Ощущения большей части населения при Сталине — отвратительны: это либо «радость ножа», как называл это Алесь Адамович, стыдная и оргиастическая радость расправы, восторг расчеловечивания, — либо страх, обессиливающий и удушающий. Ощущения большей части сегодняшнего населения — разочарование, скепсис, тоскливое ожидание худшего при полном сознании своего бессилия, одинаковое презрение к соседям, начальству, прошлому, настоящему и к самим себе. Ощущения большей части населения при Ленине — ни в коем случае не забываю о голоде, холоде, страхе, ненависти, сыпном тифе и прочих радостях разрухи, — все-таки сознание величия эпохи. Азарт коренной переделки мира.

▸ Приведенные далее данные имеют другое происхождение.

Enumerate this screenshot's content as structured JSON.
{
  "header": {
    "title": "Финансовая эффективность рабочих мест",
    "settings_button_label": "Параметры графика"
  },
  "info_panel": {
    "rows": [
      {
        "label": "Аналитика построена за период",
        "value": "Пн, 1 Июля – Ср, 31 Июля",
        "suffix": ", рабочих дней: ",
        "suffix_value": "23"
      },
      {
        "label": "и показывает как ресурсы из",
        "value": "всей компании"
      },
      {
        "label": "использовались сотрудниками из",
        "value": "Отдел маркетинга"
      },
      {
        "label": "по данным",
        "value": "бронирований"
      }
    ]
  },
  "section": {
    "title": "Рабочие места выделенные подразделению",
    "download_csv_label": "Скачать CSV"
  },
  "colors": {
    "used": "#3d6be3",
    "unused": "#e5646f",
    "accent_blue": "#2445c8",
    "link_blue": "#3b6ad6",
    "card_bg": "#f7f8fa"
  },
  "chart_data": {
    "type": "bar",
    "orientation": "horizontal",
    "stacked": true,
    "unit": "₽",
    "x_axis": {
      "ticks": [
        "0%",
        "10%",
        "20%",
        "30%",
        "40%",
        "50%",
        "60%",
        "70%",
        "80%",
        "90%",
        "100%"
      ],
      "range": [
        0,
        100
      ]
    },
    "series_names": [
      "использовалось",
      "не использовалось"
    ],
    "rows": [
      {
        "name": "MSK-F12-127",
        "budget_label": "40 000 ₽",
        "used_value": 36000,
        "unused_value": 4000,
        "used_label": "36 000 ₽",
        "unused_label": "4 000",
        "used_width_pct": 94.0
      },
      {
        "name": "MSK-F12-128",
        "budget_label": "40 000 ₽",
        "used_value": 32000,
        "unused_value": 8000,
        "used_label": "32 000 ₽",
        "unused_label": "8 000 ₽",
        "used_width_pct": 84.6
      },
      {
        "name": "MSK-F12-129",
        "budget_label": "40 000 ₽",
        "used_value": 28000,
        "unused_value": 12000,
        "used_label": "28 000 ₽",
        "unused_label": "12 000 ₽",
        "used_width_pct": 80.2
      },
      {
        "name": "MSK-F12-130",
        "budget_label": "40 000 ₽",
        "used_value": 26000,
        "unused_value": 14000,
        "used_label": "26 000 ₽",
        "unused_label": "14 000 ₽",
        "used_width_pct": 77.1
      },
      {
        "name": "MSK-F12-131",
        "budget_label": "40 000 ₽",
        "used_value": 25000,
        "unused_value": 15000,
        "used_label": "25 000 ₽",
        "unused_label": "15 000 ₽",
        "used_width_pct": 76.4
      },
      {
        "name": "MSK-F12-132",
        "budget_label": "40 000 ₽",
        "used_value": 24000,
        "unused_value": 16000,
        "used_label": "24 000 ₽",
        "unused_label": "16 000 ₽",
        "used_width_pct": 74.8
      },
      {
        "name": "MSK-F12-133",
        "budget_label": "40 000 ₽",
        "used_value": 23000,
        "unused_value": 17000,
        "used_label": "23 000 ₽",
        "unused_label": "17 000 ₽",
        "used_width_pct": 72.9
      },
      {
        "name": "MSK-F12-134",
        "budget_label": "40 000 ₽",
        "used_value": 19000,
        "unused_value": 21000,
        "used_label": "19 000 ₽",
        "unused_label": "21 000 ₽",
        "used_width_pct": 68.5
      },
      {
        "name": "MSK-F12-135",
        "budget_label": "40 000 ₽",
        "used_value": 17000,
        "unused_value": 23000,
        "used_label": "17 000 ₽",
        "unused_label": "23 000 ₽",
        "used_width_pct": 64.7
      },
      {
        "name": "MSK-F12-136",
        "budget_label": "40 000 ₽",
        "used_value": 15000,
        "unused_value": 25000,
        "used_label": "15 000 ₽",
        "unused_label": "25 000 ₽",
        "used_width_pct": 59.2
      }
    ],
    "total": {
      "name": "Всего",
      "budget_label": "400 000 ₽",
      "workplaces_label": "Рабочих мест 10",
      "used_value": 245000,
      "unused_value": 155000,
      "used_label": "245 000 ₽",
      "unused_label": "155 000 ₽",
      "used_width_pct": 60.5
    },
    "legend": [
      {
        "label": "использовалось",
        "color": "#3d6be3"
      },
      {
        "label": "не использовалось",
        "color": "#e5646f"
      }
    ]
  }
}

Ярость и восторг борьбы — за или против, неважно. «Призвали всеблагие». И потому двадцатые дали великое искусство, а тридцатые — нет. Быть союзником или врагом Ленина одинаково душеполезно: это значит чувствовать силу, ощущать в себе способность влиять на историю, делать, ковать ее, горячую. И не зря многие его враги впоследствии перебегали в стан его союзников (и наоборот, это было особенно заметно в десятые годы, когда он остался почти в полном одиночестве).